Prices of basic networking products declined, affecting the
network integration card (NIC) and hub segments. As switches penetrated the hubs
market, the segment saw a huge drop of 35% and ended up being a market of Rs 49
crore by the end of the fiscal. The NIC market, worth Rs 92.4 crore in 1999-00,
was also down by 11% to Rs 82.9 crore. D-Link, with a market share of 47%,
remained the leader in the NIC segment, though Intel and Dax also made a mark.
3Com decided to move away from a mass-market product range to feature-rich
products–stirring up a battle with Intel in the high-range fast Ethernet and
gigabit Ethernet NIC market.
Leased-line modems and remote access servers (RAS) picked up
well in the beginning of the year with ISPs coming in, but as things slowed
down, there was only a moderate growth of 27% and 21% in the two segments,
respectively. In the VSAT space too, nothing phenomenal happened. Although costs
were brought down with the advent of the Ku band, implementation did not surge
as expected. The total market size, estimated at Rs 214.74 crore, did not grow
at all in terms of revenues. In terms of number of VSATs installed, the industry
registered an average growth of 39%, far below the 49% registered in 1999-00.

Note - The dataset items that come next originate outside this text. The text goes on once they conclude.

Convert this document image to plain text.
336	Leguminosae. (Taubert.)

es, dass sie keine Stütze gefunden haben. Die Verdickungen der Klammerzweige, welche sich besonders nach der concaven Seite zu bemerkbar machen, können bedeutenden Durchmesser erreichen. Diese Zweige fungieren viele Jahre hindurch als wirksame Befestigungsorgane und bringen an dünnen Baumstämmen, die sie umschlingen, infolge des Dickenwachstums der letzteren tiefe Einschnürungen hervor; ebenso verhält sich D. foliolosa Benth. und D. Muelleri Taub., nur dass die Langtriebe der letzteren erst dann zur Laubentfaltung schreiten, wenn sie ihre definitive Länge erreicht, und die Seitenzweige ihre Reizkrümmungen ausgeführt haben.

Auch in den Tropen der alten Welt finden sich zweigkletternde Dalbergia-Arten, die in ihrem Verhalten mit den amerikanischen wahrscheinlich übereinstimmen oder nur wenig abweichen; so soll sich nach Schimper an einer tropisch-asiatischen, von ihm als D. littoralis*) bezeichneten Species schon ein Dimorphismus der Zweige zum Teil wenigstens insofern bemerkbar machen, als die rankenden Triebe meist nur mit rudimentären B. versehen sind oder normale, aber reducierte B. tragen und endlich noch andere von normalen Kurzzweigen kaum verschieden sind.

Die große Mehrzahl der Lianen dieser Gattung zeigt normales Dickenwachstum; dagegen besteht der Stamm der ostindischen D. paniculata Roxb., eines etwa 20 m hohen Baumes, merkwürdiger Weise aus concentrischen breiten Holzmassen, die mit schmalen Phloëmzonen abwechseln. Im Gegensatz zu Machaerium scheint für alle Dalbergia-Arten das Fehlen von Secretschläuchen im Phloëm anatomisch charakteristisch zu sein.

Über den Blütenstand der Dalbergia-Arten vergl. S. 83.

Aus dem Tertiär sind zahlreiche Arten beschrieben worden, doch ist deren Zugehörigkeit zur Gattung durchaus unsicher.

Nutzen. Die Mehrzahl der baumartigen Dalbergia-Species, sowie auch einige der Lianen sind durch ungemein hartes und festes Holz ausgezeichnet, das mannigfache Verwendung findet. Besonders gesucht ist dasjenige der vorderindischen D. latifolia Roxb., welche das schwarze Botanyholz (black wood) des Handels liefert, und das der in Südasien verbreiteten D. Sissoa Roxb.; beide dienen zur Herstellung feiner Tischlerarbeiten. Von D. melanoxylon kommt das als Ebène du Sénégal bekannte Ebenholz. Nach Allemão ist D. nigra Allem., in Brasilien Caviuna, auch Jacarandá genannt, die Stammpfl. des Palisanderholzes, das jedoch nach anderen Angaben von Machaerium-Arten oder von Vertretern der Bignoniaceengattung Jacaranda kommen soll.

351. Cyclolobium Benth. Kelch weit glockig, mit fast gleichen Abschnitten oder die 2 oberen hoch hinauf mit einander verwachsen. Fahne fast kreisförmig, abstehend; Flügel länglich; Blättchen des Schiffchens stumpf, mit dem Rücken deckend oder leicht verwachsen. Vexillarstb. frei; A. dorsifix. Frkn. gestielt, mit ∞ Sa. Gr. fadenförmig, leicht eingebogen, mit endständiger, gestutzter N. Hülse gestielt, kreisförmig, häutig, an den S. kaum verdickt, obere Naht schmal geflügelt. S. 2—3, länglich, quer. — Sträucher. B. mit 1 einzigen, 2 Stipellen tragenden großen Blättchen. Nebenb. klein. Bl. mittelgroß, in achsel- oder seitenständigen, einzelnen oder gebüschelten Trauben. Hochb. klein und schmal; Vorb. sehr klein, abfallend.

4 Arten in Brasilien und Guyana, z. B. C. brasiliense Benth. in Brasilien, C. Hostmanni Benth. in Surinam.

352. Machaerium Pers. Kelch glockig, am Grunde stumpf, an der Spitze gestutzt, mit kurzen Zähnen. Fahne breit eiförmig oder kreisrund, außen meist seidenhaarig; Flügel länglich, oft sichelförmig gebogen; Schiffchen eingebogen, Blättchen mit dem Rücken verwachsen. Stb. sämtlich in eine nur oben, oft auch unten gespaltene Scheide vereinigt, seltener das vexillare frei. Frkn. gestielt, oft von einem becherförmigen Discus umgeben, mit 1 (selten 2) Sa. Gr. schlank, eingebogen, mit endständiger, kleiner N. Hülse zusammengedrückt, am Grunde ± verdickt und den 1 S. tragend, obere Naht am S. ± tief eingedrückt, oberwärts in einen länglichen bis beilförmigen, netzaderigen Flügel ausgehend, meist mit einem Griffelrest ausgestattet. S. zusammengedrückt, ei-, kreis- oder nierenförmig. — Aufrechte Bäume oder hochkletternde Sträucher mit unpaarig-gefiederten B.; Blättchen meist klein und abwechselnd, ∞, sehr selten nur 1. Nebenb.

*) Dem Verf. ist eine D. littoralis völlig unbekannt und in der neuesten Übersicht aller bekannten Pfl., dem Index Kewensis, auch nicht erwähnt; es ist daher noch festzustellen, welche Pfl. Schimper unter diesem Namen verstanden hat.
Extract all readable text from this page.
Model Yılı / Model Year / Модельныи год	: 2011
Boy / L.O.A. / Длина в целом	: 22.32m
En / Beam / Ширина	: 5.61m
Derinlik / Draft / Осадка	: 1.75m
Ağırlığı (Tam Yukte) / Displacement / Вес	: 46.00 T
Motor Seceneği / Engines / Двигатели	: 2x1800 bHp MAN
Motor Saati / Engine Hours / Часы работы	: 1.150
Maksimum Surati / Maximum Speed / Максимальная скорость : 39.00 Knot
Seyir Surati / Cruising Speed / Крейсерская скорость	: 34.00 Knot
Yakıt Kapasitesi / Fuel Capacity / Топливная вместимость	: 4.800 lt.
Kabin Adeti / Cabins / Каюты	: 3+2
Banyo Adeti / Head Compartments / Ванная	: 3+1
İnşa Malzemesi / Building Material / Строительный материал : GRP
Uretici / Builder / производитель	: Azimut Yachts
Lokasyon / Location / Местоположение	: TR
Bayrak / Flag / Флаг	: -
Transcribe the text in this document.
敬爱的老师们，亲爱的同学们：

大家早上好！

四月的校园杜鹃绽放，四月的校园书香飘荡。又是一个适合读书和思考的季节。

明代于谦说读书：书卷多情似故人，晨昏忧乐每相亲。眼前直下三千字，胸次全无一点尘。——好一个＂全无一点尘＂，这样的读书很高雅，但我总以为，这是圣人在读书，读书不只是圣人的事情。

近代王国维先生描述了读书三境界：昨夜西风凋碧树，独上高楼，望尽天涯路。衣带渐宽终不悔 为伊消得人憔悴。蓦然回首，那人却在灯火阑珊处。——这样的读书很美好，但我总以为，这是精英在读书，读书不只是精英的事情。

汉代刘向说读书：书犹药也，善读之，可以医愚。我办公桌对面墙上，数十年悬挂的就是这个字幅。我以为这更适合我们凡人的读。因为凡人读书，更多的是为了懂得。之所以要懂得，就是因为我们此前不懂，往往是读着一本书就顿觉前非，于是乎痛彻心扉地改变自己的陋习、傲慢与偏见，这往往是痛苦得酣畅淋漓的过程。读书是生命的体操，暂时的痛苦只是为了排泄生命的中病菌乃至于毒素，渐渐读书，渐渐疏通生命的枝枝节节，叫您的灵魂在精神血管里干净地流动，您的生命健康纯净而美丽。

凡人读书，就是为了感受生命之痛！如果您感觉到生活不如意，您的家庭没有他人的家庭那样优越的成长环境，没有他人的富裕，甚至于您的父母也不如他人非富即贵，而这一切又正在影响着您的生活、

This slackening can be attributed to lack of transponder
capacity in the first half, while also contributing were the putting on hold of
government tenders, and the lack of performance by e-commerce businesses like
Skumars.com and others. Also, while the use of VSATs for village telephony was
not allowed, accessing of the Internet using VSATs also remained a non-affair
due to unclear regulatory norms. The wait-and-watch policy adopted by corporates
only deflated demand further.
The network integration market grew at 64%, registering total
revenues of Rs 1,675 crore. The industry matured as the top integrators moved
from core products to value-added services like consultancy and network
planning, segments that fetched more revenues than previous years.
Who Drove the Growth?
The networking projects that began this year will continue as
large enterprises enter the second round of implementation. Among the
traditional segments, banking and finance will remain on top, with ATMs and
online banking expansion raging at the forefront. The IT and telecom sectors are
also expected to be key drivers of networking this year, with outsourcing
expected to pick up in a big way. As networks become mature, corporate buying
decisions will no longer be product-based. End-to-end solutions that also take
care of security issues will find favor.